The culture of birthday celebration in concert programming is rife, and this year's BWV trilogy (no, not Bach-Werke-Verzeichnis, but Britten-Wagner-Verdi, of course) has brought a lot of music to a wider audience. My attention was recently drawn to a lesser-known guest at the birthday party: Julia Baroni-Cavalcabò, better known during her days in mid-19th century Vienna as Julie von Webenau. The rather modest Grove entry places her on the musical map, as a student of Franz Xaver Wolfgang Mozart and a close friend of Robert Schumann. Webenau's compositional canon extends to a series character pieces for solo piano (à la Schumann) and a noteworthy selection of lieder: the latter - which are musical gems - are of special interest to conductors and singers. 

Continuing my pursuit of this forgotten character, I ended up negotiating a collaboration with Gesine Schröder, music theory professor at Vienna's University for Music and Performing Arts. We commissioned a series of Vienna-based composers to orchestrate several of Webenau's lieder, to be premiered by the Akademisches Symphonie Orchester (ASO) Wien, where I was principal conductor last season.

The four songs that we chose - from a very long shortlist - represent an important step in German text setting in the middle of the 19th century, and are certainly worthy of further study: Ludwig Bechstein (the same poet who inspired Mahler's own text for ' Das klagende Lied'), Johan Nepomuk Vogl (a great Schubert collaborator), Hermann Kletke (a poet often set by Schumann), and Robert Reinick (responsible for the libretto of Schumann's Genoveva).          
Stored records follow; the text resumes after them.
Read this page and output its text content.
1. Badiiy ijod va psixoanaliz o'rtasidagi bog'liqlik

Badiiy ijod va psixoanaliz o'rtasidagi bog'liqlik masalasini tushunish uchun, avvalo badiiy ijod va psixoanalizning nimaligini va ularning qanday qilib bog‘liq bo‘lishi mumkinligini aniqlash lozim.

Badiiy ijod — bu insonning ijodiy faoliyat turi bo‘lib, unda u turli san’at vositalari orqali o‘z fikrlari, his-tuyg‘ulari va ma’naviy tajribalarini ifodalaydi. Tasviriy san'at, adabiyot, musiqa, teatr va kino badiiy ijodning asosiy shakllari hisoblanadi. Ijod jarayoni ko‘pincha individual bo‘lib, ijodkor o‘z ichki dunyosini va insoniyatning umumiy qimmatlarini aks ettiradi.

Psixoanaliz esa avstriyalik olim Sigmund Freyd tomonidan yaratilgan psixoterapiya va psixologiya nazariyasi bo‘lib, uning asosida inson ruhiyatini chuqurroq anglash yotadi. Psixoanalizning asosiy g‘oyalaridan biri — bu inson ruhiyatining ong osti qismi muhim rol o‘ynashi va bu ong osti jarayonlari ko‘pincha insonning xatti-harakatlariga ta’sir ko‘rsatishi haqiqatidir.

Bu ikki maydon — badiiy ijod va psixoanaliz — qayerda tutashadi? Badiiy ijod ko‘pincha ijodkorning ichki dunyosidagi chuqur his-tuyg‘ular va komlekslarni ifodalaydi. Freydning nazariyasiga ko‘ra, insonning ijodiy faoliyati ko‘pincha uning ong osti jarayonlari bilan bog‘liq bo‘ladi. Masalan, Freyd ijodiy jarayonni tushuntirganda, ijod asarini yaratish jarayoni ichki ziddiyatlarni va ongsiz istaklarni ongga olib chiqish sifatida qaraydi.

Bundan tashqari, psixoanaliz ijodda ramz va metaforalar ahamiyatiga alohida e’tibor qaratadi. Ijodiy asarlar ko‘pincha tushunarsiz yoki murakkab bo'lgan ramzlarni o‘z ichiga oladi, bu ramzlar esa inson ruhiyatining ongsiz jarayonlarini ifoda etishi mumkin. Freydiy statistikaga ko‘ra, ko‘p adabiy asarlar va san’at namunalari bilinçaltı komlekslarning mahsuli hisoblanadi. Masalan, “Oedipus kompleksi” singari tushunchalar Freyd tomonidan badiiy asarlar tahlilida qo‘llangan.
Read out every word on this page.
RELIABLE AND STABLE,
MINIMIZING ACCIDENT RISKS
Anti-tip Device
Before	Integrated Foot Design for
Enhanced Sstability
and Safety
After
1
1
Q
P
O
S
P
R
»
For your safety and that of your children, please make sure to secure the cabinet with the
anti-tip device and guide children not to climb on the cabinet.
Terz Magazine described the song cycle as a work that should 'place a great composer into the limelight in a situation which, as with many of her colleagues, the gender aesthetics of the 19th century forced them to be forgotten'.  Without wishing to go into the obvious issues of gender (not least in Vienna both in the 19th century and beyond, but, as Jessica herself points out here, 'women composers are still climbing the Eiger', not least at this year's British Composer Awards): Julie von Webenau's music is stunning, enhanced by a unifying marriage to the gorgeous texts she chooses, and offering a differently-tinged perspective of the German romantic art song.  I hope that my conducting colleagues, singers, musicologists and cultural commentators alike will take note and explore this rich terra incognita in years to come.